Ben Bernanke has moved very effectively in the last year to prevent the collapse of the financial system. However, even in this area there have been serious issues of unnecessary secrecy and failed regulation. (Isn’t Goldman Sachs supposed to be a bank holding company now?)
But more importantly, Bernanke is waist deep in responsibility for this mess. Before becoming Fed chairman in January of 2006 he had served on the Board of Governors since 2002, and had been head of President Bush’s Council of Economic Advisors from June of 2005. After Greenspan, there was probably no one else better positioned to combat the bubble.

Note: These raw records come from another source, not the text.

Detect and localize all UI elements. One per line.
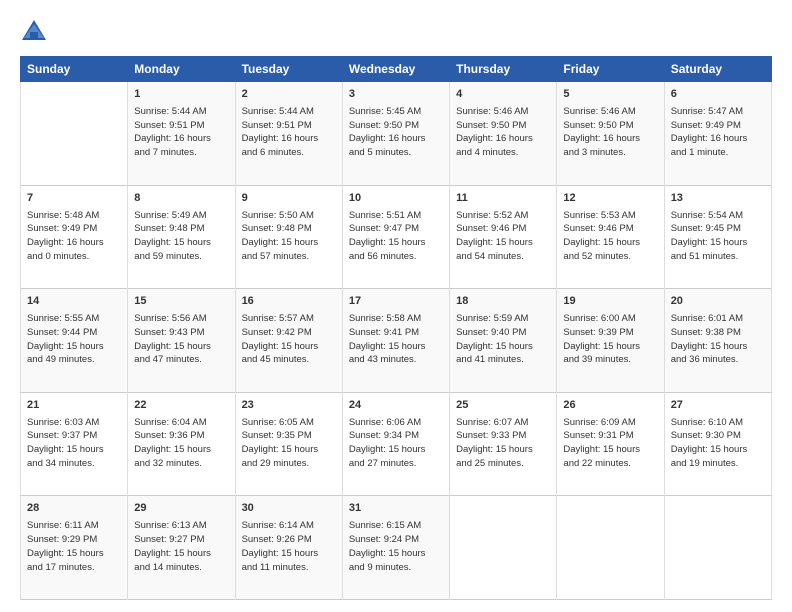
day-number: 5 xyxy=(563,87,657,103)
day-number: 30 xyxy=(242,501,336,517)
calendar-week-row: 1Sunrise: 5:44 AMSunset: 9:51 PMDaylight… xyxy=(21,82,772,186)
logo xyxy=(20,18,52,46)
weekday-header: Monday xyxy=(128,57,235,82)
day-number: 19 xyxy=(563,294,657,310)
calendar-cell: 29Sunrise: 6:13 AMSunset: 9:27 PMDayligh… xyxy=(128,496,235,600)
day-number: 9 xyxy=(242,191,336,207)
calendar-cell: 16Sunrise: 5:57 AMSunset: 9:42 PMDayligh… xyxy=(235,289,342,393)
day-number: 27 xyxy=(671,398,765,414)
weekday-header-row: SundayMondayTuesdayWednesdayThursdayFrid… xyxy=(21,57,772,82)
day-number: 7 xyxy=(27,191,121,207)
calendar-cell: 7Sunrise: 5:48 AMSunset: 9:49 PMDaylight… xyxy=(21,185,128,289)
calendar-cell: 6Sunrise: 5:47 AMSunset: 9:49 PMDaylight… xyxy=(664,82,771,186)
day-number: 20 xyxy=(671,294,765,310)
calendar-cell: 10Sunrise: 5:51 AMSunset: 9:47 PMDayligh… xyxy=(342,185,449,289)
day-number: 31 xyxy=(349,501,443,517)
calendar-cell: 11Sunrise: 5:52 AMSunset: 9:46 PMDayligh… xyxy=(450,185,557,289)
calendar-week-row: 28Sunrise: 6:11 AMSunset: 9:29 PMDayligh… xyxy=(21,496,772,600)
day-number: 17 xyxy=(349,294,443,310)
calendar-cell: 23Sunrise: 6:05 AMSunset: 9:35 PMDayligh… xyxy=(235,392,342,496)
calendar-week-row: 14Sunrise: 5:55 AMSunset: 9:44 PMDayligh… xyxy=(21,289,772,393)
day-number: 24 xyxy=(349,398,443,414)
day-number: 4 xyxy=(456,87,550,103)
calendar-cell: 15Sunrise: 5:56 AMSunset: 9:43 PMDayligh… xyxy=(128,289,235,393)
logo-icon xyxy=(20,18,48,46)
day-number: 13 xyxy=(671,191,765,207)
weekday-header: Friday xyxy=(557,57,664,82)
weekday-header: Wednesday xyxy=(342,57,449,82)
calendar-cell: 26Sunrise: 6:09 AMSunset: 9:31 PMDayligh… xyxy=(557,392,664,496)
calendar-cell: 18Sunrise: 5:59 AMSunset: 9:40 PMDayligh… xyxy=(450,289,557,393)
day-number: 10 xyxy=(349,191,443,207)
page: SundayMondayTuesdayWednesdayThursdayFrid… xyxy=(0,0,792,612)
calendar-cell: 22Sunrise: 6:04 AMSunset: 9:36 PMDayligh… xyxy=(128,392,235,496)
calendar-week-row: 21Sunrise: 6:03 AMSunset: 9:37 PMDayligh… xyxy=(21,392,772,496)
day-number: 26 xyxy=(563,398,657,414)
calendar-cell: 12Sunrise: 5:53 AMSunset: 9:46 PMDayligh… xyxy=(557,185,664,289)
day-number: 29 xyxy=(134,501,228,517)
weekday-header: Sunday xyxy=(21,57,128,82)
day-number: 18 xyxy=(456,294,550,310)
calendar-cell: 21Sunrise: 6:03 AMSunset: 9:37 PMDayligh… xyxy=(21,392,128,496)
day-number: 16 xyxy=(242,294,336,310)
day-number: 6 xyxy=(671,87,765,103)
calendar-cell: 31Sunrise: 6:15 AMSunset: 9:24 PMDayligh… xyxy=(342,496,449,600)
day-number: 22 xyxy=(134,398,228,414)
calendar-cell: 17Sunrise: 5:58 AMSunset: 9:41 PMDayligh… xyxy=(342,289,449,393)
calendar-cell: 1Sunrise: 5:44 AMSunset: 9:51 PMDaylight… xyxy=(128,82,235,186)
calendar-cell: 5Sunrise: 5:46 AMSunset: 9:50 PMDaylight… xyxy=(557,82,664,186)
calendar-cell xyxy=(450,496,557,600)
day-number: 2 xyxy=(242,87,336,103)
calendar-cell: 9Sunrise: 5:50 AMSunset: 9:48 PMDaylight… xyxy=(235,185,342,289)
calendar-cell: 19Sunrise: 6:00 AMSunset: 9:39 PMDayligh… xyxy=(557,289,664,393)
calendar-cell: 13Sunrise: 5:54 AMSunset: 9:45 PMDayligh… xyxy=(664,185,771,289)
day-number: 21 xyxy=(27,398,121,414)
calendar-cell: 8Sunrise: 5:49 AMSunset: 9:48 PMDaylight… xyxy=(128,185,235,289)
day-number: 12 xyxy=(563,191,657,207)
day-number: 14 xyxy=(27,294,121,310)
weekday-header: Thursday xyxy=(450,57,557,82)
day-number: 8 xyxy=(134,191,228,207)
header xyxy=(20,18,772,46)
day-number: 15 xyxy=(134,294,228,310)
day-number: 11 xyxy=(456,191,550,207)
calendar-cell: 25Sunrise: 6:07 AMSunset: 9:33 PMDayligh… xyxy=(450,392,557,496)
calendar-cell xyxy=(664,496,771,600)
calendar-cell: 2Sunrise: 5:44 AMSunset: 9:51 PMDaylight… xyxy=(235,82,342,186)
calendar-week-row: 7Sunrise: 5:48 AMSunset: 9:49 PMDaylight… xyxy=(21,185,772,289)
calendar-cell: 24Sunrise: 6:06 AMSunset: 9:34 PMDayligh… xyxy=(342,392,449,496)
calendar-cell: 4Sunrise: 5:46 AMSunset: 9:50 PMDaylight… xyxy=(450,82,557,186)
calendar-cell xyxy=(557,496,664,600)
day-number: 28 xyxy=(27,501,121,517)
weekday-header: Tuesday xyxy=(235,57,342,82)
calendar-cell: 3Sunrise: 5:45 AMSunset: 9:50 PMDaylight… xyxy=(342,82,449,186)
calendar-cell: 28Sunrise: 6:11 AMSunset: 9:29 PMDayligh… xyxy=(21,496,128,600)
day-number: 3 xyxy=(349,87,443,103)
weekday-header: Saturday xyxy=(664,57,771,82)
day-number: 1 xyxy=(134,87,228,103)
calendar-table: SundayMondayTuesdayWednesdayThursdayFrid… xyxy=(20,56,772,600)
calendar-cell xyxy=(21,82,128,186)
calendar-cell: 20Sunrise: 6:01 AMSunset: 9:38 PMDayligh… xyxy=(664,289,771,393)
day-number: 23 xyxy=(242,398,336,414)
day-number: 25 xyxy=(456,398,550,414)
calendar-cell: 27Sunrise: 6:10 AMSunset: 9:30 PMDayligh… xyxy=(664,392,771,496)
calendar-cell: 30Sunrise: 6:14 AMSunset: 9:26 PMDayligh… xyxy=(235,496,342,600)
calendar-cell: 14Sunrise: 5:55 AMSunset: 9:44 PMDayligh… xyxy=(21,289,128,393)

The attendees of GreenspanFest ’09 may not want to be so rude as to discuss their culpability for this disaster, but that should not prevent the rest of us from raising the topic. It would be an insult to the tens of millions of people who have lost their jobs, their homes, and/or their life savings to see Bernanke reappointed. Failure should have consequences, even for central bank chairmen.
DEAN BAKER is the co-director of the Center for Economic and Policy Research (CEPR). He is the author of Plunder and Blunder: The Rise and Fall of the Bubble Economy.